Лорд Икенхем закашлялся, неправильно вдохнув дым, а леди Констанс все так же походила на статую самой себя, заказанную поклонниками и друзьями.
— Видите, как все сложно? — продолжал рассказчик. — Мы не знаем, посылал ли Эмсворт Биджа, велел ли он ему вершить правосудие, но если фотографии станут известны, Бидж, не в силах вынести позора, от вас уйдет. Если же Эмсворт виновен и в этом признается, здешнее общество будет смотреть на него, скажем так, искоса. Может случиться даже, что его не примут на следующую сельскохозяйственную выставку. Словом, леди Констанс, лично я готов уехать в два пятнадцать, хотя мне у вас нравится, но Билла Бейли я бы не гнал. С течением времени его могучая личность покорит вас. Я бы посоветовал подумать еще. — И, приветливо улыбнувшись, лорд Икенхем вышел.
Леди Констанс не двигалась долго; но вдруг очнулась. Она протянула руку к секретеру, в котором хранились бумага, конверты и телеграфные бланки, вынула бланк, взяла перо и написала:
«Джеймсу Скунмейкеру, 1000 Парк-авеню, Нью-Йорк».
Тут она подумала и прибавила: «Приезжайте немедленно…»
4Человеку доброй воли неприятно позорить невинного слугу, пусть из лучших побуждений, и, сделав это, он хочет немедленно загладить зло.
Покинув леди Констанс, лорд Икенхем направился к Биджу, вручил ему пять фунтов, а потом спросил, не видел ли он преподобного Катберта Бейли. Достойно поклонившись, Бидж ответил, что не так давно упомянутый священнослужитель шел к розарию вместе с мисс Скунмейкер.
Пошел туда и лорд Икенхем. Зная человеческую природу, он полагал, что среди роз влюбленный забывает о времени. Вероятно, думал он, они грустят перед разлукой, а значит — надо поскорей их утешить.
Выйдя на воздух, он узнал, что ошибся, — Майра была не в розарии, а на усыпанной гравием дорожке, и не с Биллом, а с Арчи Гилпином. Собственно, Арчи уже уходил, оставив Майру в большой печали. Лорда Икенхема это не смутило; он понимал, что сейчас она запляшет от радости.
— Майра! — сказал он.
— А, дядя Фред! — откликнулась она.
— У тебя печальный вид.
— Какой же еще?
— Сейчас будет другой. Где Билл? Она пожала плечами.

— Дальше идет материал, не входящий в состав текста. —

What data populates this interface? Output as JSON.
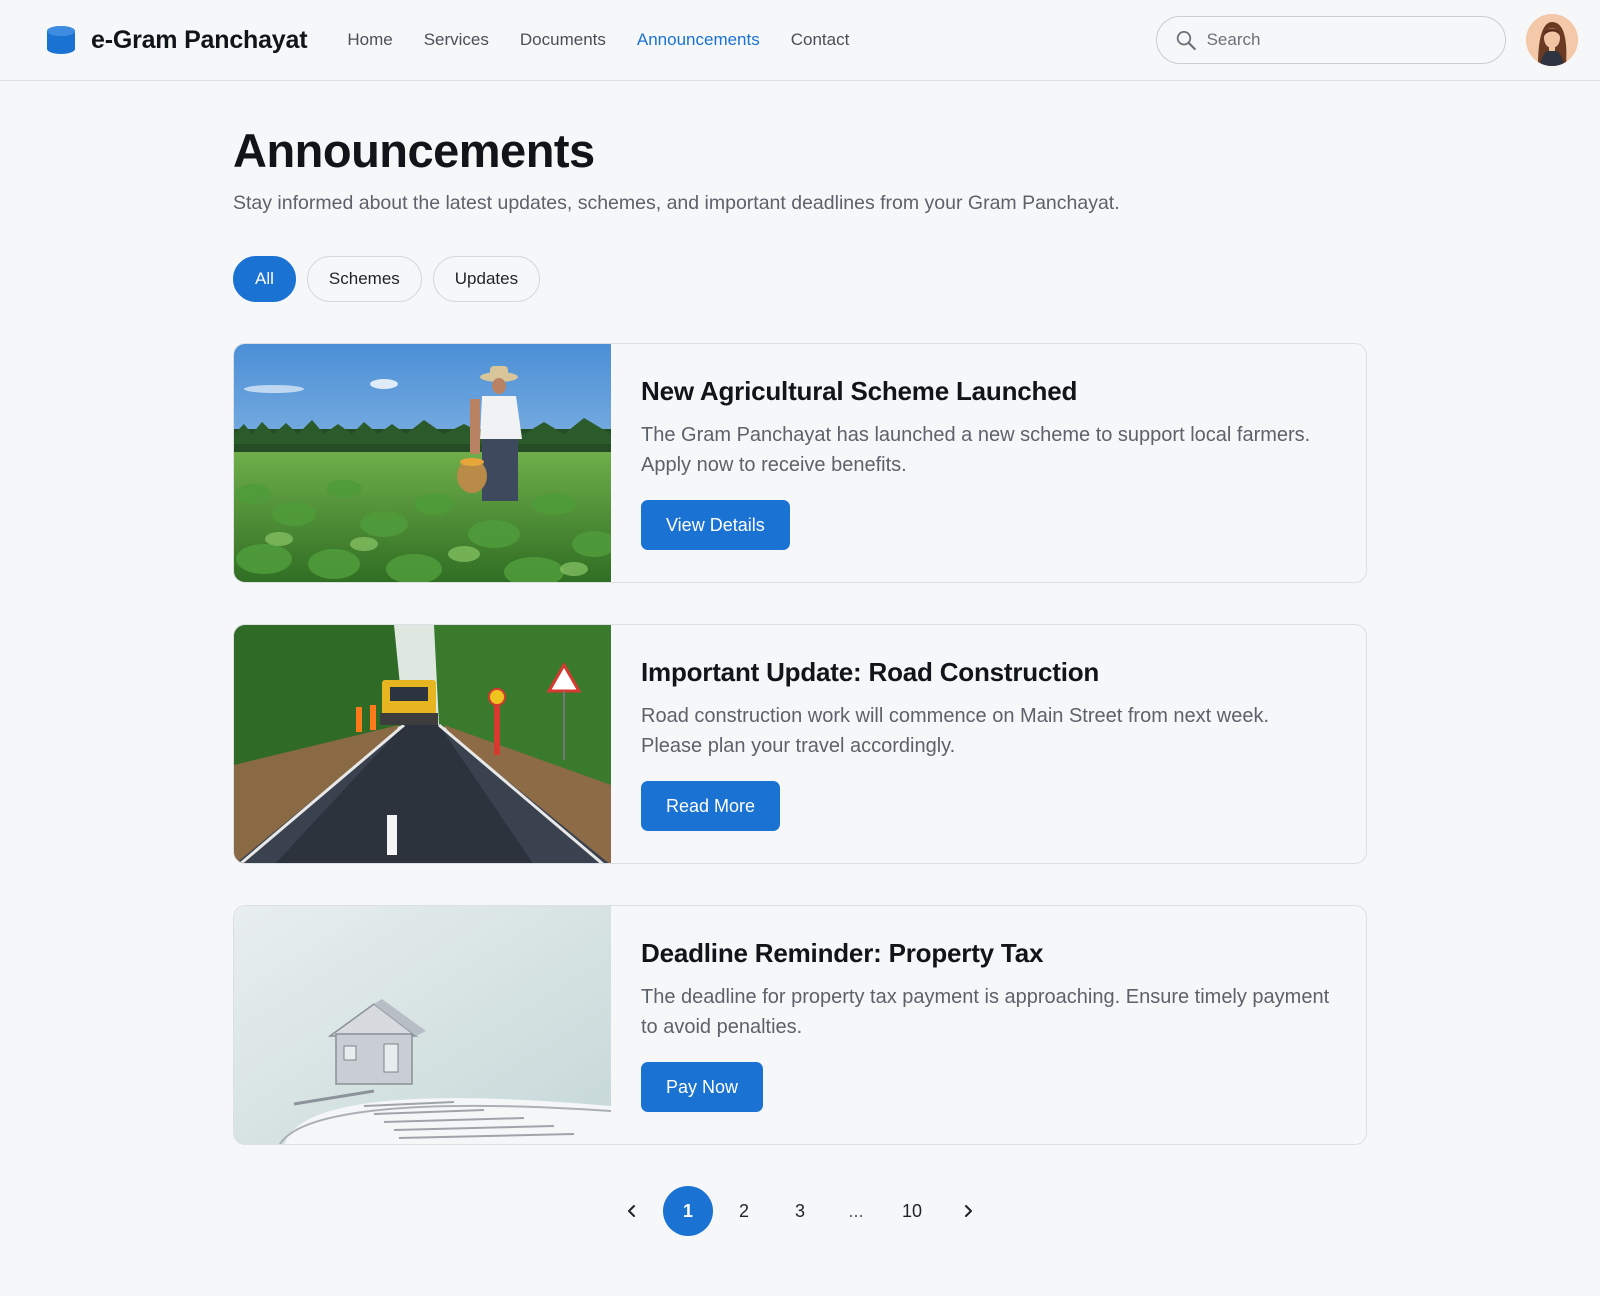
{
  "header": {
    "brand_name": "e-Gram Panchayat",
    "nav": [
      {
        "label": "Home",
        "active": false
      },
      {
        "label": "Services",
        "active": false
      },
      {
        "label": "Documents",
        "active": false
      },
      {
        "label": "Announcements",
        "active": true
      },
      {
        "label": "Contact",
        "active": false
      }
    ],
    "search_placeholder": "Search",
    "icons": {
      "brand": "database-icon",
      "search": "search-icon",
      "avatar": "user-avatar"
    }
  },
  "main": {
    "title": "Announcements",
    "subtitle": "Stay informed about the latest updates, schemes, and important deadlines from your Gram Panchayat.",
    "filters": [
      {
        "label": "All",
        "active": true
      },
      {
        "label": "Schemes",
        "active": false
      },
      {
        "label": "Updates",
        "active": false
      }
    ],
    "cards": [
      {
        "title": "New Agricultural Scheme Launched",
        "text": "The Gram Panchayat has launched a new scheme to support local farmers. Apply now to receive benefits.",
        "button": "View Details",
        "image": "farmer-field-photo"
      },
      {
        "title": "Important Update: Road Construction",
        "text": "Road construction work will commence on Main Street from next week. Please plan your travel accordingly.",
        "button": "Read More",
        "image": "road-construction-photo"
      },
      {
        "title": "Deadline Reminder: Property Tax",
        "text": "The deadline for property tax payment is approaching. Ensure timely payment to avoid penalties.",
        "button": "Pay Now",
        "image": "house-tax-document-photo"
      }
    ],
    "pagination": {
      "prev_icon": "chevron-left-icon",
      "next_icon": "chevron-right-icon",
      "pages": [
        "1",
        "2",
        "3",
        "...",
        "10"
      ],
      "current": "1"
    }
  },
  "colors": {
    "accent": "#1a72d3",
    "background": "#f6f7f9",
    "text": "#111418",
    "muted": "#5d626a"
  }
}
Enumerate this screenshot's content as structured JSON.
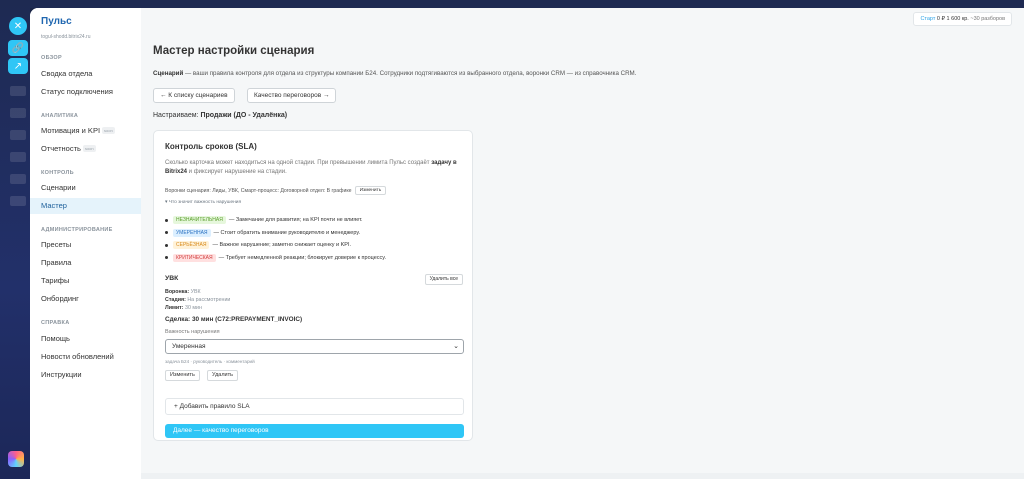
{
  "brand": {
    "title": "Пульс",
    "portal": "togul-shodd.bitrix24.ru"
  },
  "sidebar": {
    "sections": [
      {
        "label": "ОБЗОР",
        "items": [
          {
            "label": "Сводка отдела"
          },
          {
            "label": "Статус подключения"
          }
        ]
      },
      {
        "label": "АНАЛИТИКА",
        "items": [
          {
            "label": "Мотивация и KPI",
            "badge": "soon"
          },
          {
            "label": "Отчетность",
            "badge": "soon"
          }
        ]
      },
      {
        "label": "КОНТРОЛЬ",
        "items": [
          {
            "label": "Сценарии"
          },
          {
            "label": "Мастер"
          }
        ]
      },
      {
        "label": "АДМИНИСТРИРОВАНИЕ",
        "items": [
          {
            "label": "Пресеты"
          },
          {
            "label": "Правила"
          },
          {
            "label": "Тарифы"
          },
          {
            "label": "Онбординг"
          }
        ]
      },
      {
        "label": "СПРАВКА",
        "items": [
          {
            "label": "Помощь"
          },
          {
            "label": "Новости обновлений"
          },
          {
            "label": "Инструкции"
          }
        ]
      }
    ]
  },
  "topbar": {
    "plan": "Старт",
    "balance": "0 ₽",
    "price": "1 600 кр.",
    "reviews": "~30 разборов"
  },
  "page": {
    "title": "Мастер настройки сценария",
    "desc_bold": "Сценарий",
    "desc_rest": " — ваши правила контроля для отдела из структуры компании Б24. Сотрудники подтягиваются из выбранного отдела, воронки CRM — из справочника CRM.",
    "back_button": "← К списку сценариев",
    "next_button": "Качество переговоров →",
    "tune_label": "Настраиваем:",
    "tune_value": "Продажи (ДО - Удалёнка)"
  },
  "card": {
    "title": "Контроль сроков (SLA)",
    "desc_part1": "Сколько карточка может находиться на одной стадии. При превышении лимита Пульс создаёт ",
    "desc_bold": "задачу в Bitrix24",
    "desc_part2": " и фиксирует нарушение на стадии.",
    "funnels": "Воронки сценария: Лиды, УВК, Смарт-процесс: Договорной отдел: В графике",
    "change_button": "Изменить",
    "toggle": "▾ Что значит важность нарушения",
    "severities": [
      {
        "tag": "НЕЗНАЧИТЕЛЬНАЯ",
        "text": "— Замечание для развития; на KPI почти не влияет."
      },
      {
        "tag": "УМЕРЕННАЯ",
        "text": "— Стоит обратить внимание руководителю и менеджеру."
      },
      {
        "tag": "СЕРЬЁЗНАЯ",
        "text": "— Важное нарушение; заметно снижает оценку и KPI."
      },
      {
        "tag": "КРИТИЧЕСКАЯ",
        "text": "— Требует немедленной реакции; блокирует доверие к процессу."
      }
    ],
    "rule": {
      "title": "УВК",
      "delete_all": "Удалить все",
      "funnel_label": "Воронка:",
      "funnel_value": "УВК",
      "stage_label": "Стадия:",
      "stage_value": "На рассмотрении",
      "limit_label": "Лимит:",
      "limit_value": "30 мин",
      "deal": "Сделка: 30 мин (C72:PREPAYMENT_INVOIC)",
      "severity_label": "Важность нарушения",
      "severity_value": "Умеренная",
      "hint": "задача Б24 · руководитель · комментарий",
      "edit_button": "Изменить",
      "delete_button": "Удалить"
    },
    "add_rule": "+ Добавить правило SLA",
    "next": "Далее — качество переговоров"
  }
}
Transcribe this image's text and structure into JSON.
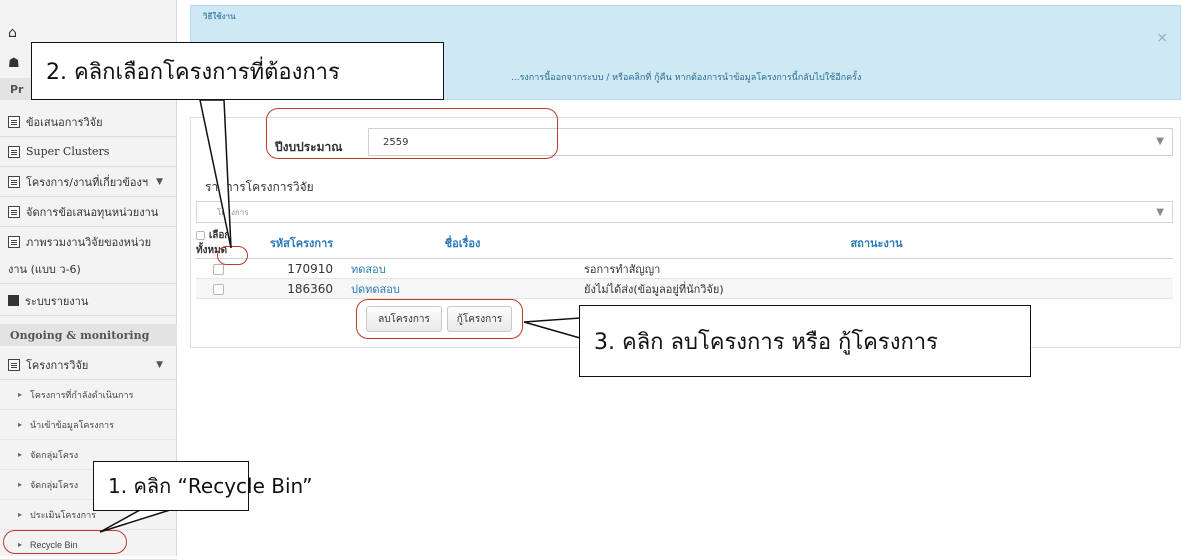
{
  "sidebar": {
    "home_partial": "⌂",
    "profile_partial": "☗",
    "section_research": "Pr",
    "items": [
      {
        "label": "ข้อเสนอการวิจัย"
      },
      {
        "label": "Super Clusters"
      },
      {
        "label": "โครงการ/งานที่เกี่ยวข้องฯ"
      },
      {
        "label": "จัดการข้อเสนอทุนหน่วยงาน"
      },
      {
        "label": "ภาพรวมงานวิจัยของหน่วย"
      },
      {
        "label": "งาน (แบบ ว-6)"
      },
      {
        "label": "ระบบรายงาน"
      }
    ],
    "section_ongoing": "Ongoing & monitoring",
    "research_projects": "โครงการวิจัย",
    "subitems": [
      {
        "label": "โครงการที่กำลังดำเนินการ"
      },
      {
        "label": "นำเข้าข้อมูลโครงการ"
      },
      {
        "label": "จัดกลุ่มโครง"
      },
      {
        "label": "จัดกลุ่มโครง"
      },
      {
        "label": "ประเมินโครงการ"
      },
      {
        "label": "Recycle Bin"
      }
    ]
  },
  "alert": {
    "title_partial": "วิธีใช้งาน",
    "text": "...รงการนี้ออกจากระบบ / หรือคลิกที่ กู้คืน หากต้องการนำข้อมูลโครงการนี้กลับไปใช้อีกครั้ง",
    "close": "×"
  },
  "form": {
    "year_label": "ปีงบประมาณ",
    "year_value": "2559",
    "list_title": "รายการโครงการวิจัย",
    "filter_placeholder": "โครงการ"
  },
  "table": {
    "headers": {
      "select_all": "เลือกทั้งหมด",
      "code": "รหัสโครงการ",
      "title": "ชื่อเรื่อง",
      "status": "สถานะงาน"
    },
    "rows": [
      {
        "code": "170910",
        "title": "ทดสอบ",
        "status": "รอการทำสัญญา"
      },
      {
        "code": "186360",
        "title": "ปดทดสอบ",
        "status": "ยังไม่ได้ส่ง(ข้อมูลอยู่ที่นักวิจัย)"
      }
    ]
  },
  "buttons": {
    "delete": "ลบโครงการ",
    "restore": "กู้โครงการ"
  },
  "annotations": {
    "step1": "1. คลิก “Recycle Bin”",
    "step2": "2. คลิกเลือกโครงการที่ต้องการ",
    "step3": "3. คลิก ลบโครงการ หรือ กู้โครงการ"
  },
  "colors": {
    "accent_link": "#2a7ab8",
    "alert_bg": "#cfe9f4",
    "highlight": "#c0392b"
  }
}
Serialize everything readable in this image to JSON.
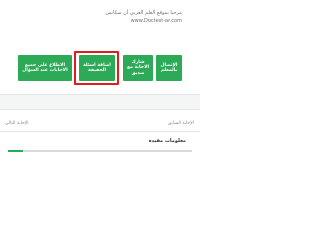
{
  "site": {
    "title": "مرحبا بموقع العلم العربي أن سكانس",
    "url": "www.Doctest-ar.com"
  },
  "actions": {
    "buttons": [
      {
        "label": "الإتصال بالمعلم"
      },
      {
        "label": "شارك الاجابة مع صديق"
      },
      {
        "label": "اضافة اسئلة الحقيقة"
      },
      {
        "label": "الاطلاع على جميع الاجابات عند السؤال"
      }
    ],
    "highlighted_button": "اضافة اسئلة الحقيقة"
  },
  "navigation": {
    "previous_label": "الإجابة السابق",
    "next_label": "الإجابة التالي"
  },
  "info": {
    "heading": "معلومات مفيدة"
  },
  "progress": {
    "fraction": 0.08
  },
  "colors": {
    "accent_green": "#2daa58",
    "highlight_red": "#e21b1b"
  }
}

— Где-нибудь. Я его оставила в саду Лорд Икенхем поднял брови.
— Оставила? Надеюсь, это не размолвка?
— Называйте, как хотите, — сказала Майра, пытаясь прихлопнуть насекомое, которое холодно взглянуло на нее и полетело дальше. — Я с ним рассталась навсегда.
— Рассталась?
— Да.
— Почему?
— Потому что он меня не любит.
— С чего ты взяла?
— Вот с чего! — пылко воскликнула Майра. — Он пошел к лорду Эмсворту и все сказал, хотя знал, что тот скажет леди Констанс. Зачем же он так сделал? Вот зачем: чтоб от меня избавиться. Я думаю, у него есть девица в Боттлтон-Ист.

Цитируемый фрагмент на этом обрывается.